We suggest that ORIF has a relatively lower incidence rate of superficial infection, malunion and nonunion, but a higher rate of unplanned hardware removal. No difference was found in deep infection, reduction, clinical evaluation, post-traumatic arthrosis and union time.
胫骨平台骨折的修复对骨科医生而言仍然具有挑战性。外固定(ExFix)和切开复位内固定(ORIF)是修复胫骨平台骨折的两种广泛应用的方法。然而,关于哪种方法更优的比较研究结论存在争议。我们的目的是比较ORIF和ExFix,并阐明哪种方法在复位和愈合结果以及主要并发症方面更具优势。

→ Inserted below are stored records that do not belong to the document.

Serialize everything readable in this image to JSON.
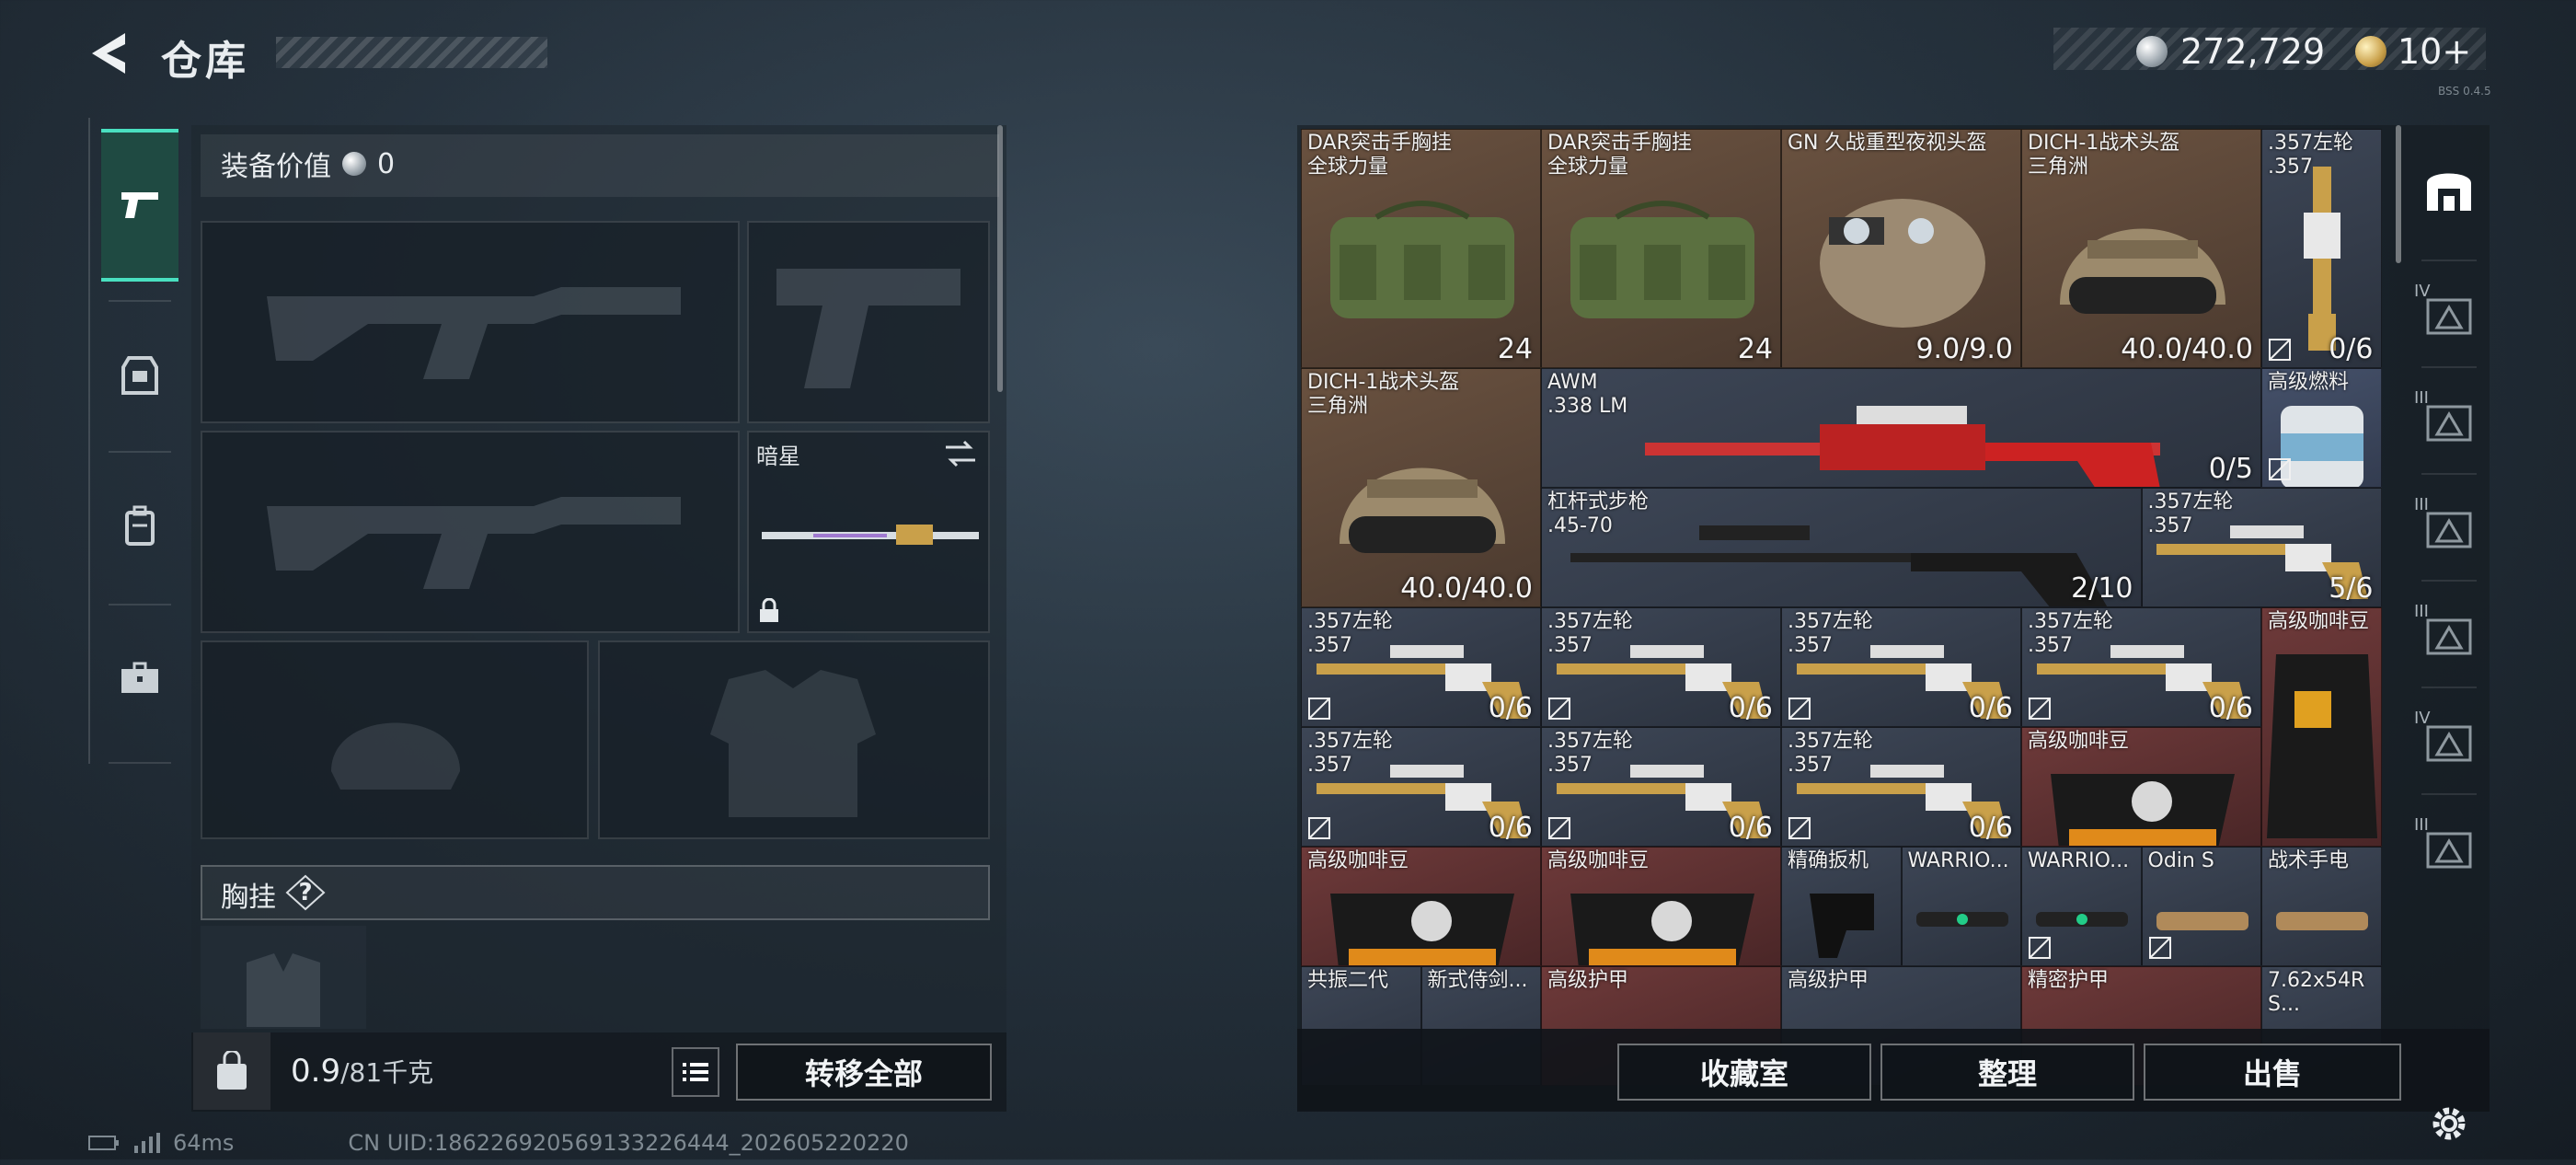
{
  "header": {
    "title": "仓库",
    "silver_amount": "272,729",
    "gold_amount": "10+",
    "version": "BSS 0.4.5"
  },
  "equipment": {
    "value_label": "装备价值",
    "value": "0",
    "melee_name": "暗星",
    "chest_label": "胸挂",
    "chest_help": "?",
    "weight_current": "0.9",
    "weight_max": "/81千克",
    "transfer_all": "转移全部"
  },
  "grid_items": [
    {
      "name": "DAR突击手胸挂\n全球力量",
      "badge": "24"
    },
    {
      "name": "DAR突击手胸挂\n全球力量",
      "badge": "24"
    },
    {
      "name": "GN 久战重型夜视头盔",
      "value": "9.0/9.0"
    },
    {
      "name": "DICH-1战术头盔\n三角洲",
      "value": "40.0/40.0"
    },
    {
      "name": ".357左轮\n.357",
      "value": "0/6"
    },
    {
      "name": "DICH-1战术头盔\n三角洲",
      "value": "40.0/40.0"
    },
    {
      "name": "AWM\n.338 LM",
      "value": "0/5"
    },
    {
      "name": "高级燃料",
      "value": ""
    },
    {
      "name": "杠杆式步枪\n.45-70",
      "value": "2/10"
    },
    {
      "name": ".357左轮\n.357",
      "value": "5/6"
    },
    {
      "name": ".357左轮\n.357",
      "value": "0/6"
    },
    {
      "name": ".357左轮\n.357",
      "value": "0/6"
    },
    {
      "name": ".357左轮\n.357",
      "value": "0/6"
    },
    {
      "name": ".357左轮\n.357",
      "value": "0/6"
    },
    {
      "name": "高级咖啡豆",
      "value": ""
    },
    {
      "name": ".357左轮\n.357",
      "value": "0/6"
    },
    {
      "name": ".357左轮\n.357",
      "value": "0/6"
    },
    {
      "name": ".357左轮\n.357",
      "value": "0/6"
    },
    {
      "name": "高级咖啡豆",
      "value": ""
    },
    {
      "name": "高级咖啡豆",
      "value": ""
    },
    {
      "name": "高级咖啡豆",
      "value": ""
    },
    {
      "name": "精确扳机",
      "value": ""
    },
    {
      "name": "WARRIO...",
      "value": ""
    },
    {
      "name": "WARRIO...",
      "value": ""
    },
    {
      "name": "Odin S",
      "value": ""
    },
    {
      "name": "战术手电",
      "value": ""
    },
    {
      "name": "共振二代",
      "value": ""
    },
    {
      "name": "新式侍剑...",
      "value": ""
    },
    {
      "name": "高级护甲",
      "value": ""
    },
    {
      "name": "高级护甲",
      "value": ""
    },
    {
      "name": "精密护甲",
      "value": ""
    },
    {
      "name": "7.62x54R\nS...",
      "value": ""
    }
  ],
  "buttons": {
    "collection": "收藏室",
    "sort": "整理",
    "sell": "出售"
  },
  "status": {
    "ping": "64ms",
    "uid": "CN UID:186226920569133226444_202605220220"
  },
  "right_nav_labels": [
    "IV",
    "III",
    "III",
    "III",
    "IV",
    "III"
  ]
}
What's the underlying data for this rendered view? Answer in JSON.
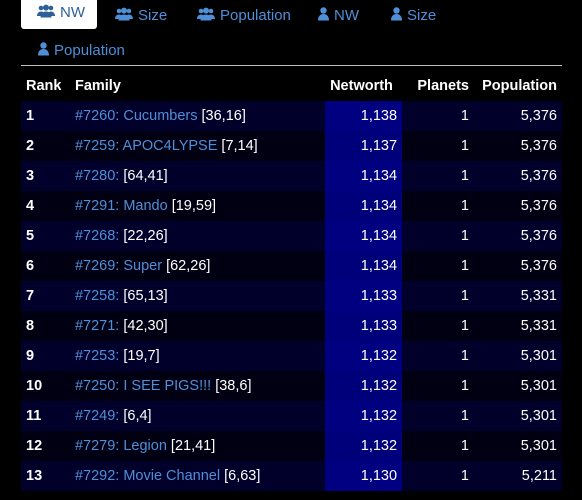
{
  "tabs": [
    {
      "label": "NW",
      "icon": "users-icon",
      "active": true
    },
    {
      "label": "Size",
      "icon": "users-icon",
      "active": false
    },
    {
      "label": "Population",
      "icon": "users-icon",
      "active": false
    },
    {
      "label": "NW",
      "icon": "user-icon",
      "active": false
    },
    {
      "label": "Size",
      "icon": "user-icon",
      "active": false
    },
    {
      "label": "Population",
      "icon": "user-icon",
      "active": false
    }
  ],
  "table": {
    "headers": [
      "Rank",
      "Family",
      "Networth",
      "Planets",
      "Population"
    ],
    "rows": [
      {
        "rank": "1",
        "link": "#7260: Cucumbers",
        "coords": " [36,16]",
        "networth": "1,138",
        "planets": "1",
        "population": "5,376"
      },
      {
        "rank": "2",
        "link": "#7259: APOC4LYPSE",
        "coords": " [7,14]",
        "networth": "1,137",
        "planets": "1",
        "population": "5,376"
      },
      {
        "rank": "3",
        "link": "#7280:",
        "coords": " [64,41]",
        "networth": "1,134",
        "planets": "1",
        "population": "5,376"
      },
      {
        "rank": "4",
        "link": "#7291: Mando",
        "coords": " [19,59]",
        "networth": "1,134",
        "planets": "1",
        "population": "5,376"
      },
      {
        "rank": "5",
        "link": "#7268:",
        "coords": " [22,26]",
        "networth": "1,134",
        "planets": "1",
        "population": "5,376"
      },
      {
        "rank": "6",
        "link": "#7269: Super",
        "coords": " [62,26]",
        "networth": "1,134",
        "planets": "1",
        "population": "5,376"
      },
      {
        "rank": "7",
        "link": "#7258:",
        "coords": " [65,13]",
        "networth": "1,133",
        "planets": "1",
        "population": "5,331"
      },
      {
        "rank": "8",
        "link": "#7271:",
        "coords": " [42,30]",
        "networth": "1,133",
        "planets": "1",
        "population": "5,331"
      },
      {
        "rank": "9",
        "link": "#7253:",
        "coords": " [19,7]",
        "networth": "1,132",
        "planets": "1",
        "population": "5,301"
      },
      {
        "rank": "10",
        "link": "#7250: I SEE PIGS!!!",
        "coords": " [38,6]",
        "networth": "1,132",
        "planets": "1",
        "population": "5,301"
      },
      {
        "rank": "11",
        "link": "#7249:",
        "coords": " [6,4]",
        "networth": "1,132",
        "planets": "1",
        "population": "5,301"
      },
      {
        "rank": "12",
        "link": "#7279: Legion",
        "coords": " [21,41]",
        "networth": "1,132",
        "planets": "1",
        "population": "5,301"
      },
      {
        "rank": "13",
        "link": "#7292: Movie Channel",
        "coords": " [6,63]",
        "networth": "1,130",
        "planets": "1",
        "population": "5,211"
      }
    ]
  },
  "colors": {
    "background": "#000000",
    "link": "#4f8fd8",
    "networth_column": "#000080",
    "row_odd": "#00002a",
    "row_even": "#000012"
  }
}
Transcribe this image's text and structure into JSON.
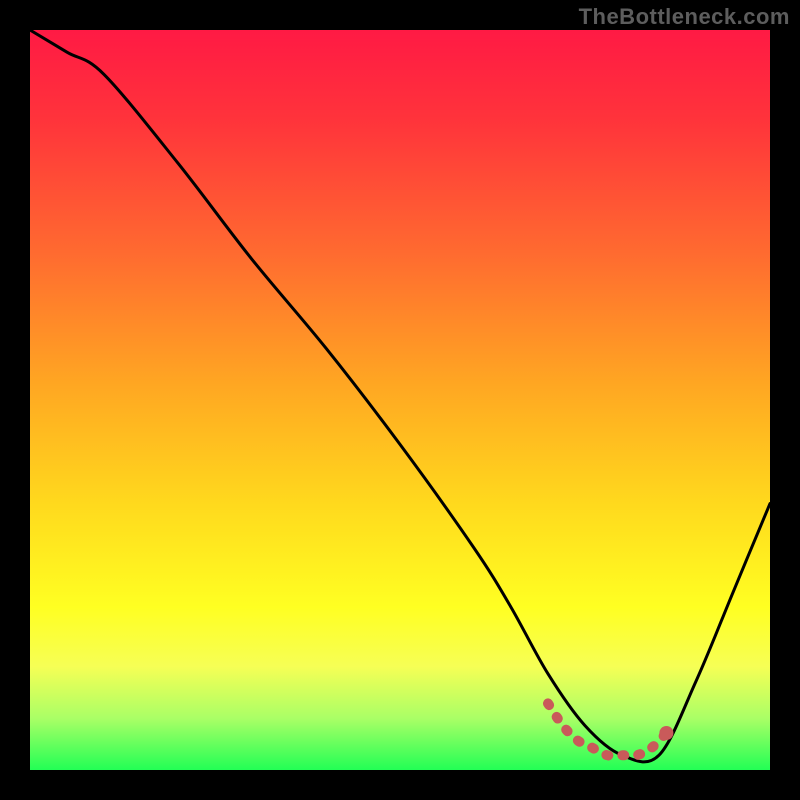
{
  "watermark": "TheBottleneck.com",
  "colors": {
    "curve": "#000000",
    "highlight_stroke": "#c95a5a",
    "highlight_dot": "#c95a5a",
    "background_black": "#000000"
  },
  "chart_data": {
    "type": "line",
    "title": "",
    "xlabel": "",
    "ylabel": "",
    "xlim": [
      0,
      100
    ],
    "ylim": [
      0,
      100
    ],
    "series": [
      {
        "name": "main-curve",
        "x": [
          0,
          5,
          10,
          20,
          30,
          40,
          50,
          60,
          65,
          70,
          75,
          80,
          85,
          90,
          95,
          100
        ],
        "values": [
          100,
          97,
          94,
          82,
          69,
          57,
          44,
          30,
          22,
          13,
          6,
          2,
          2,
          12,
          24,
          36
        ]
      },
      {
        "name": "highlight-band",
        "x": [
          70,
          72,
          74,
          76,
          78,
          80,
          82,
          84,
          86
        ],
        "values": [
          9,
          6,
          4,
          3,
          2,
          2,
          2,
          3,
          5
        ]
      }
    ],
    "annotations": []
  }
}
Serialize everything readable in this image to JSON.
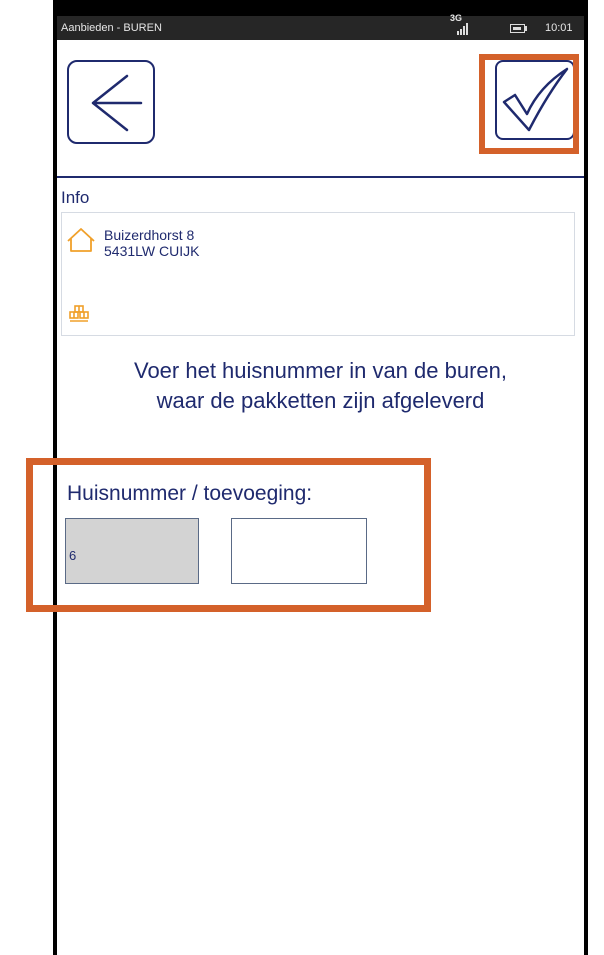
{
  "status_bar": {
    "title": "Aanbieden - BUREN",
    "network": "3G",
    "time": "10:01"
  },
  "toolbar": {
    "back_icon": "arrow-left-icon",
    "confirm_icon": "checkmark-icon"
  },
  "info": {
    "heading": "Info",
    "address_line1": "Buizerdhorst 8",
    "address_line2": "5431LW CUIJK",
    "address_icon": "house-icon",
    "parcels_icon": "parcels-icon"
  },
  "instruction": {
    "line1": "Voer het huisnummer in van de buren,",
    "line2": "waar de pakketten zijn afgeleverd"
  },
  "form": {
    "label": "Huisnummer / toevoeging:",
    "house_number": "6",
    "addition": ""
  },
  "colors": {
    "accent": "#1f2a6e",
    "highlight": "#d4612a",
    "icon_orange": "#f0a02a"
  }
}
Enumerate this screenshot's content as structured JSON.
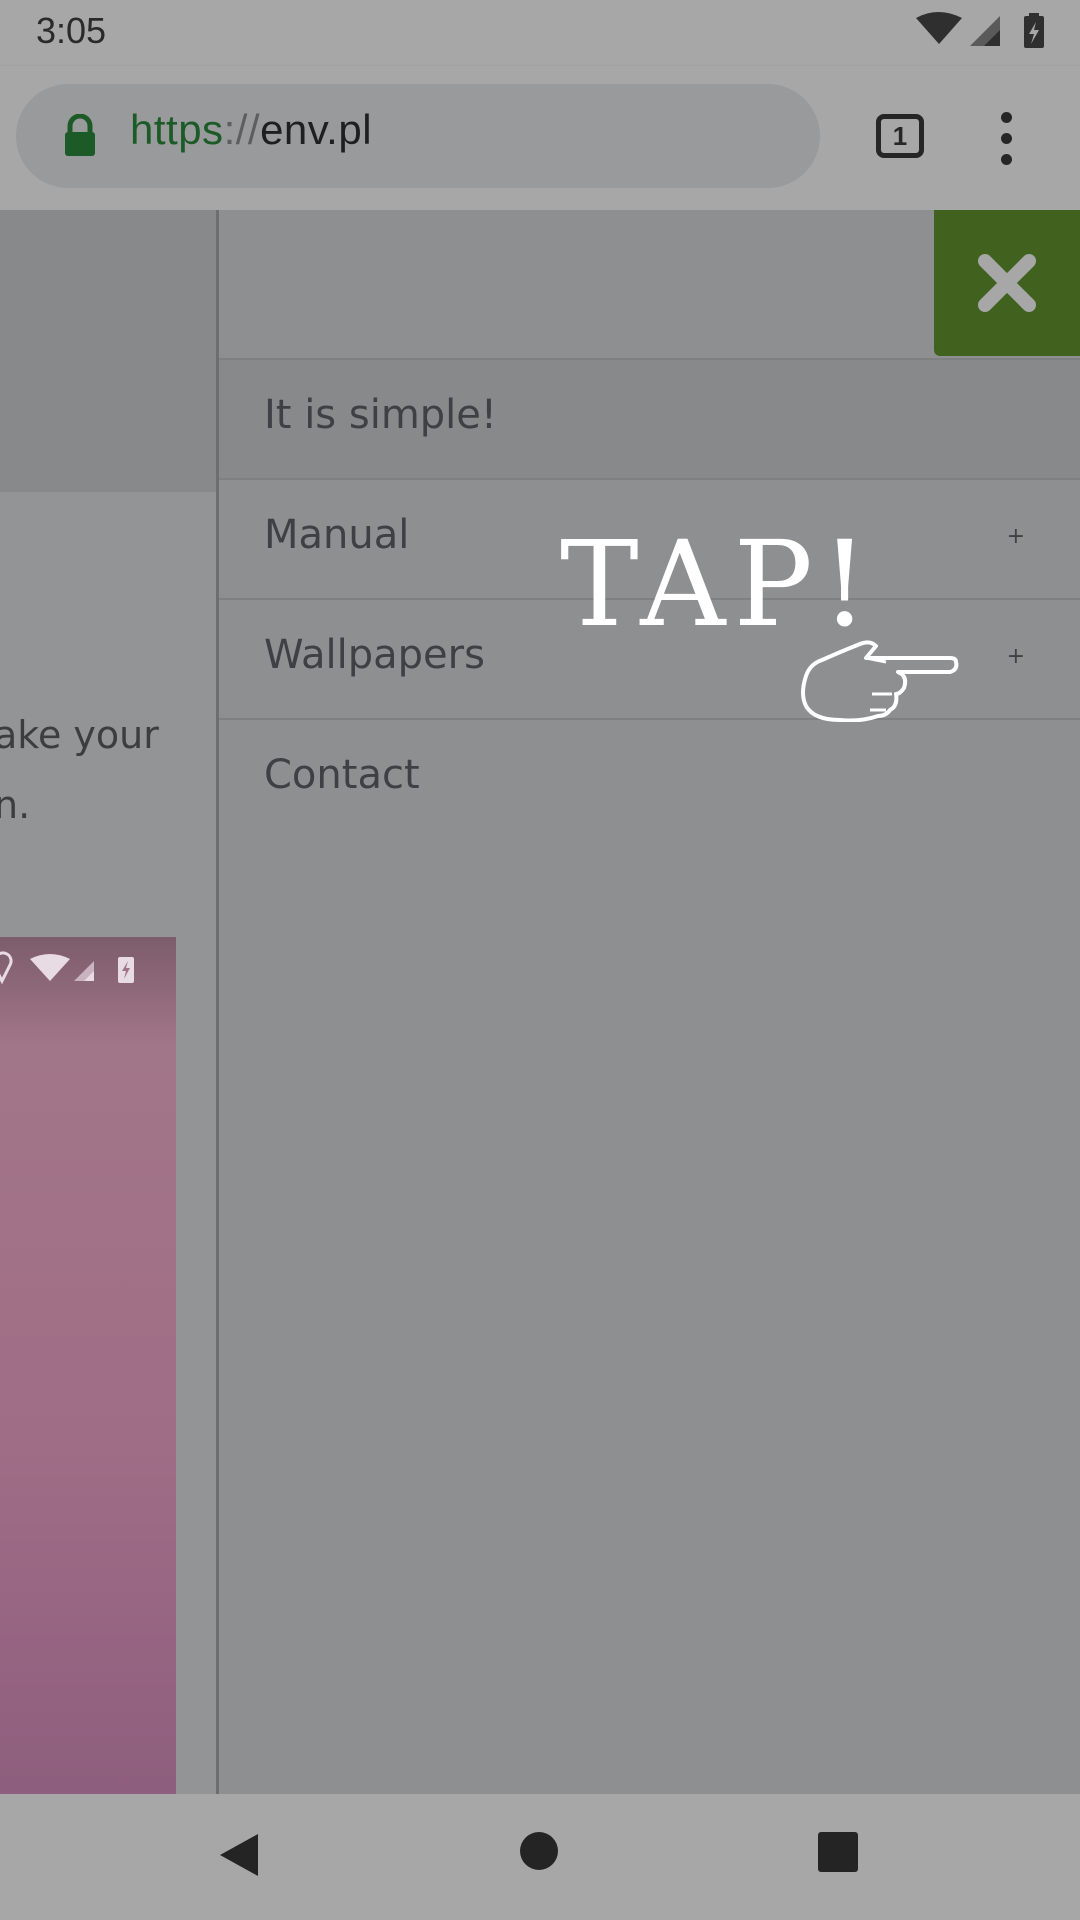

对MEDLINE、EMBASE、Springer和Cochrane图书馆(截至2014年12月)进行计算机检索,以查找比较ORIF和ExFix的任何设计的研究。加权平均差(WMD)、风险比(RR)及相应的95%置信区间(CI)用于评估这两种方法的效果。使用Review Manager 5.2版进行统计分析。
我们的最终分析纳入了10项队列研究和1项随机临床试验。分析发现,两种方法在深部感染(p = 0.13)、复位(p = 0.11)、临床评估(p = 0.82)、创伤后关节炎(p = 0.87)和愈合时间(p = 0.35)方面无显著差异。此外,发现ExFix组浅表感染(p = 0.001)、畸形愈合(p = 0.01)和骨不连(p = %0.02)的发生率较高,但计划外取出内固定物的风险较低(p = 0.0002)。
我们认为,ORIF的浅表感染、畸形愈合和骨不连发生率相对较低,但计划外取出内固定物的发生率较高。在深部感染、复位、临床评估、创伤后关节炎和愈合时间方面未发现差异。